10-11月

2017年11月10日

--鴻雁来(こうがんきたる)

-17.10.08
23.赤い実に紛れるリボンの端っこ
リボンの端っこを箱に入れたままにしておくと、たまに抜け出してお仕事をしているらしいのです。細かな木の枝が上を向くように導いて、折れないように囲いを作ったり補強します。赤く輝く実を探して、冬の風に飛んで行かないように赤い糸で結びます。たまにキラリと枝が光るのは、彼らのお仕事の輝き。

24.認識の外の可憐な鏡
あなたを映さない鏡が、裏庭の物置に置かれていました。歪んだ小さな鏡面なので、顔を映そうとも思わないかもしれません。置いた本人も鏡であることを忘れて通り過ぎるようです。だから映らないことを気にする者がいないのです。その鏡の前に、人は一人もおりません。

-17.10.09
25.いつからか住み着いた魔法生物
てくてくと歩いて花に水をやる水鳥型じょうろ。段差を器用に上り下りしながら裏庭を回り、一つ一つの植物にぺこりとお辞儀。優雅な魔法生物です。変化する四季を幾つも見送ってきました。

26.鈍色の守護者
甲冑を纏った小鳥が庇から覗いています。小さな守護者は鈍い光を散らしながら木々の間を飛び回り、裏庭の小さな空に遊びます。凛々しい小鳥が愛でる空を、裏庭の住人も楽しげに見上げます。


--楓蔦黄(もみじつたきばむ)
-17.11.02
27.かさかさの手足の抜け殻
また会おうと言って夏に別れた抜け殻が、約束を守ってやって来た。どこで過ごしたのか、これからどこへ行くのか。少しだけ話して、あとは枯葉が走る音に耳を傾けるだけ。目を閉じて、夏を思い出す。

28.朝の特等席を探す影
朝靄の中に佇む影がある。おはようと話しかけるでもなく彼の隣に立つと、舞台の幕が上がるように靄が晴れていく。
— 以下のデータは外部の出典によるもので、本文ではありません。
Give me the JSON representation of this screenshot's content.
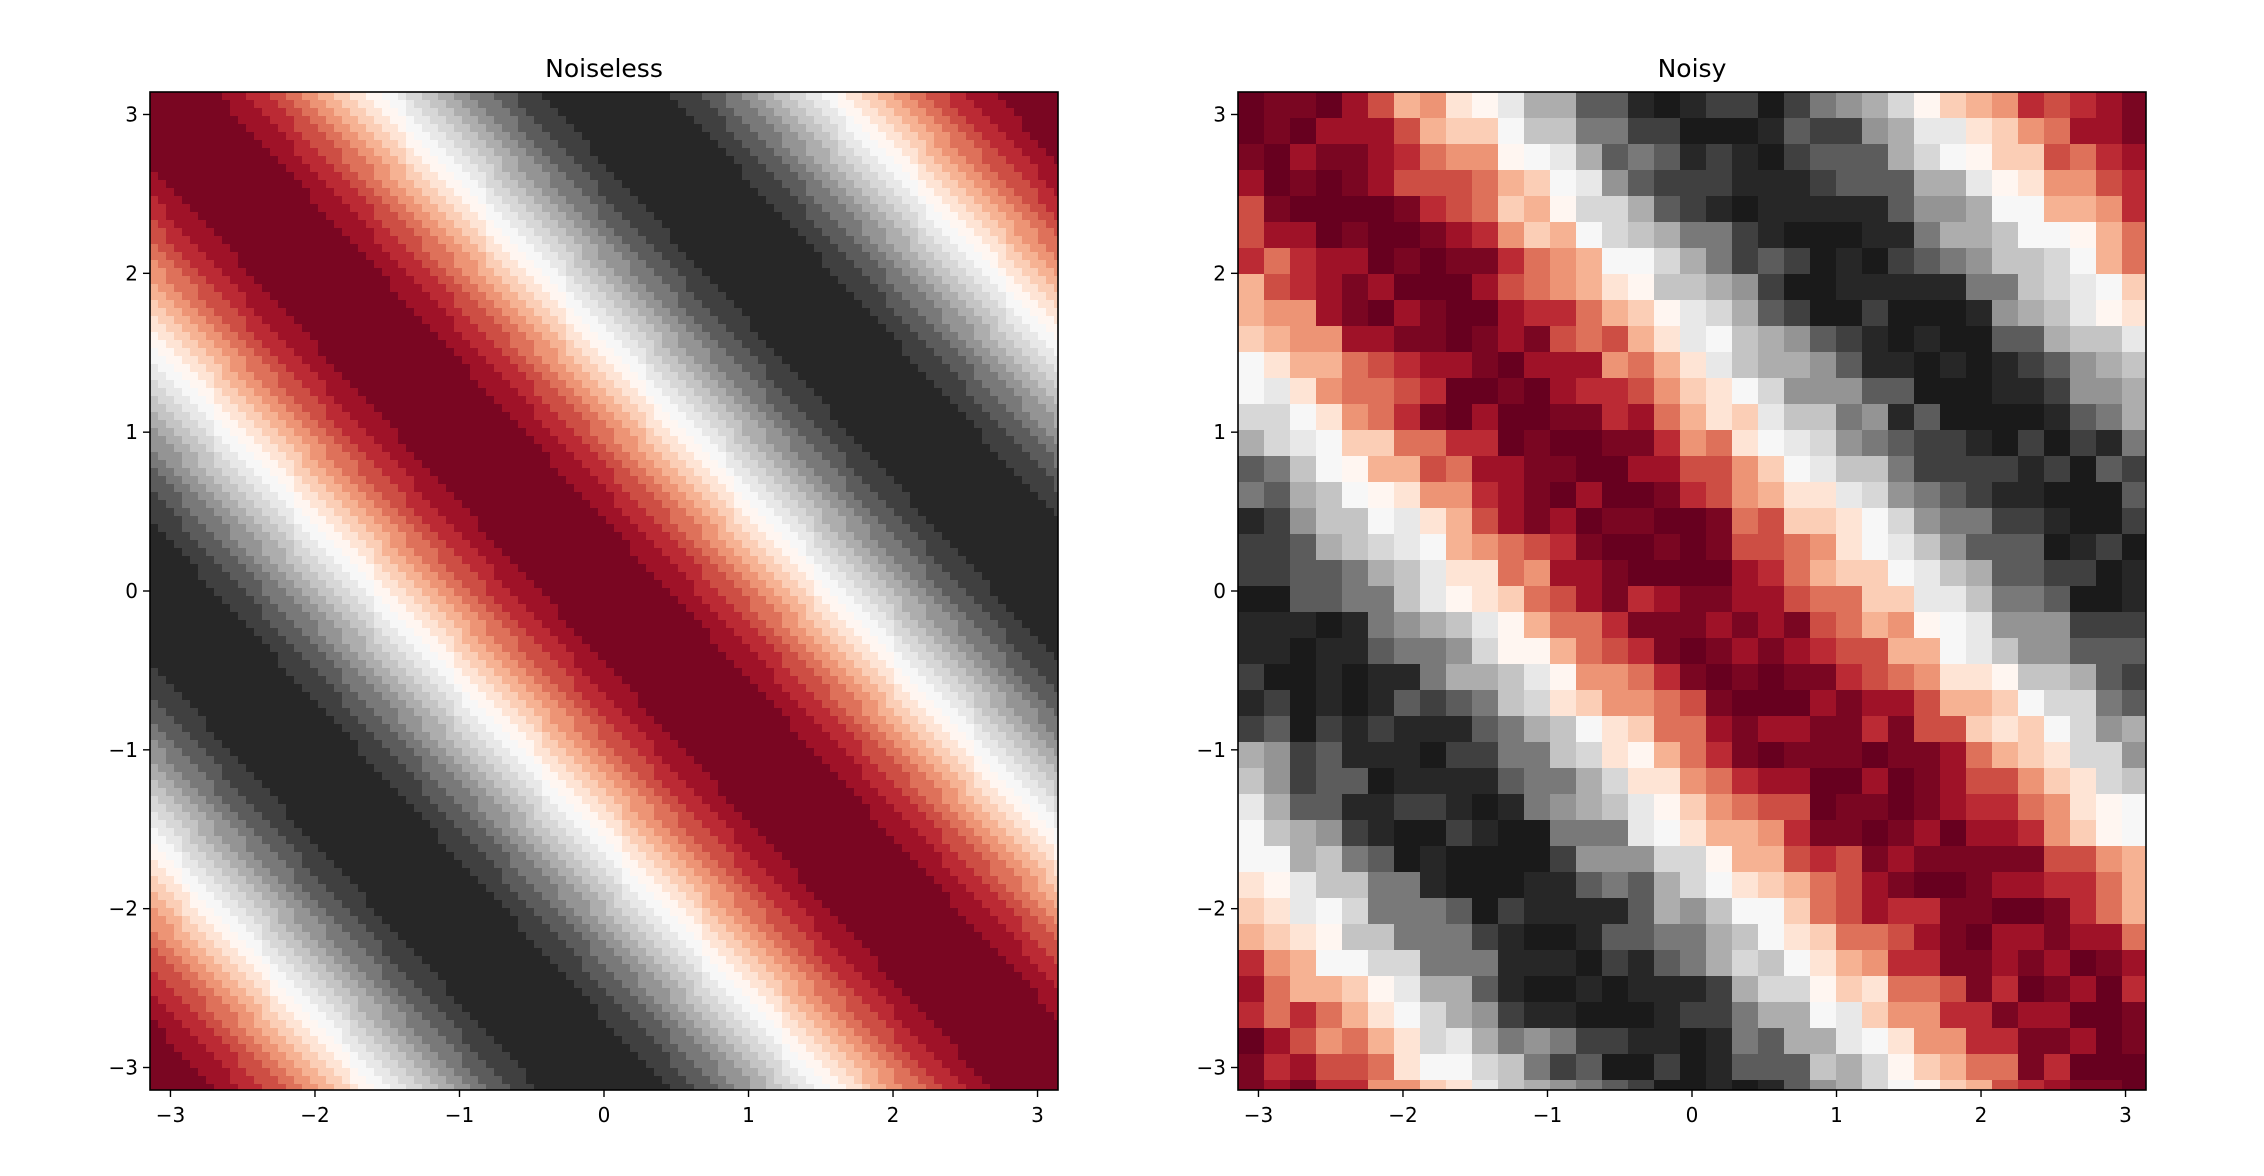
{
  "chart_data": [
    {
      "type": "heatmap",
      "subtype": "filled-contour",
      "title": "Noiseless",
      "xlabel": "",
      "ylabel": "",
      "xlim": [
        -3.14159,
        3.14159
      ],
      "ylim": [
        -3.14159,
        3.14159
      ],
      "xticks": [
        -3,
        -2,
        -1,
        0,
        1,
        2,
        3
      ],
      "yticks": [
        -3,
        -2,
        -1,
        0,
        1,
        2,
        3
      ],
      "xtick_labels": [
        "−3",
        "−2",
        "−1",
        "0",
        "1",
        "2",
        "3"
      ],
      "ytick_labels": [
        "−3",
        "−2",
        "−1",
        "0",
        "1",
        "2",
        "3"
      ],
      "function": "cos(x + y)",
      "value_range": [
        -1,
        1
      ],
      "contour_levels": 20,
      "colormap": "RdGy",
      "noise": 0,
      "grid": false
    },
    {
      "type": "heatmap",
      "subtype": "filled-contour",
      "title": "Noisy",
      "xlabel": "",
      "ylabel": "",
      "xlim": [
        -3.14159,
        3.14159
      ],
      "ylim": [
        -3.14159,
        3.14159
      ],
      "xticks": [
        -3,
        -2,
        -1,
        0,
        1,
        2,
        3
      ],
      "yticks": [
        -3,
        -2,
        -1,
        0,
        1,
        2,
        3
      ],
      "xtick_labels": [
        "−3",
        "−2",
        "−1",
        "0",
        "1",
        "2",
        "3"
      ],
      "ytick_labels": [
        "−3",
        "−2",
        "−1",
        "0",
        "1",
        "2",
        "3"
      ],
      "function": "cos(x + y) + noise",
      "value_range": [
        -1,
        1
      ],
      "contour_levels": 20,
      "colormap": "RdGy",
      "noise": 0.15,
      "grid": false
    }
  ],
  "colormap_stops": [
    "#67001f",
    "#b2182b",
    "#d6604d",
    "#f4a582",
    "#fddbc7",
    "#ffffff",
    "#e0e0e0",
    "#bababa",
    "#878787",
    "#4d4d4d",
    "#1a1a1a"
  ]
}
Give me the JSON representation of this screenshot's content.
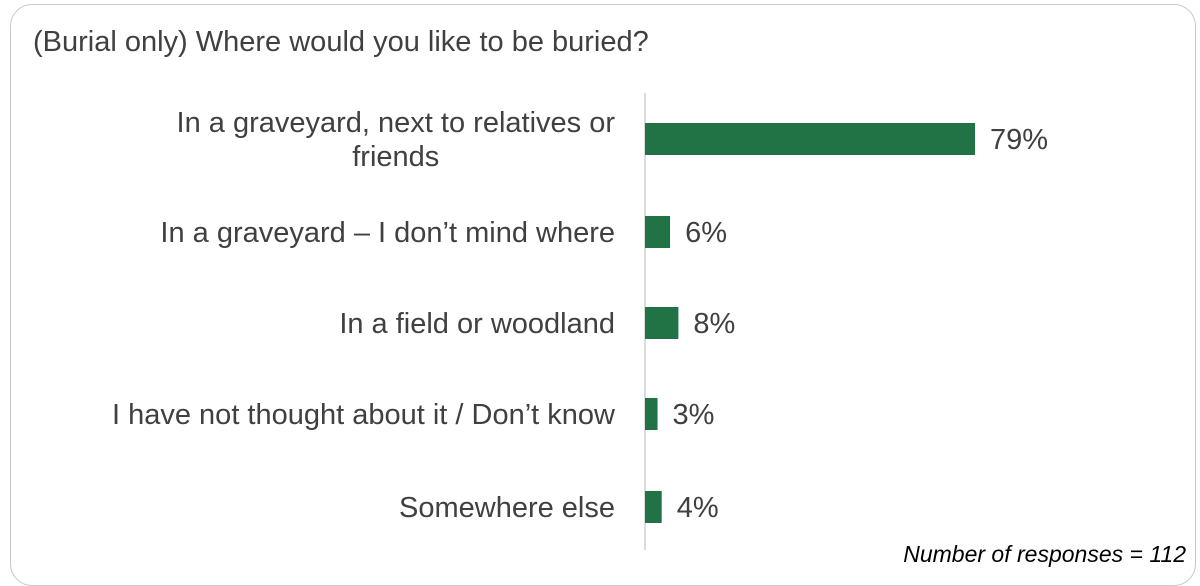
{
  "chart_data": {
    "type": "bar",
    "orientation": "horizontal",
    "title": "(Burial only) Where would you like to be buried?",
    "categories": [
      [
        "In a graveyard, next to relatives or",
        "friends"
      ],
      [
        "In a graveyard – I don’t mind where"
      ],
      [
        "In a field or woodland"
      ],
      [
        "I have not thought about it / Don’t know"
      ],
      [
        "Somewhere else"
      ]
    ],
    "values": [
      79,
      6,
      8,
      3,
      4
    ],
    "value_labels": [
      "79%",
      "6%",
      "8%",
      "3%",
      "4%"
    ],
    "unit": "%",
    "bar_color": "#217346",
    "grid": false,
    "legend": "none"
  },
  "footnote": "Number of responses = 112"
}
スポットライトを浴びるように朝日を受ける。影はいつも朝の特等席にいて、日が昇りきる頃には姿を消している。

-17.11.06
29.地の星を繋ぐ魔法生物
地に星座を贈る、八つ足の生物。長く雨が降らない日が続き、植物も地面も枯れる頃。乾燥した地面のひび割れを繋いで、名前をつける。日照りに天を仰ぎ涙する生命が、地から溢れる星明かりにほろりほろりとまた涙を流せば、少しだけ地面が潤う。

30.月の落とし子、裏庭に隠れ住む幼獣の一匹
月のかけらと呼ばれる卵から孵った幼獣は、眩しいその鱗を隠すために、真っ黒いフードを手放しません。風の悪戯で衣が取り払われると、影を食い尽くすほどの閃光が地を走るそうです。

31.見守る海生まれの辰
シーグラスを混ぜて作った盛り土の上。うっかり海からついて来てしまった辰の子供は海想う。一面の海の溢れる輝きをいつも心に秘めながら、裏庭にぽつんと拵えられた半球を慈しむ。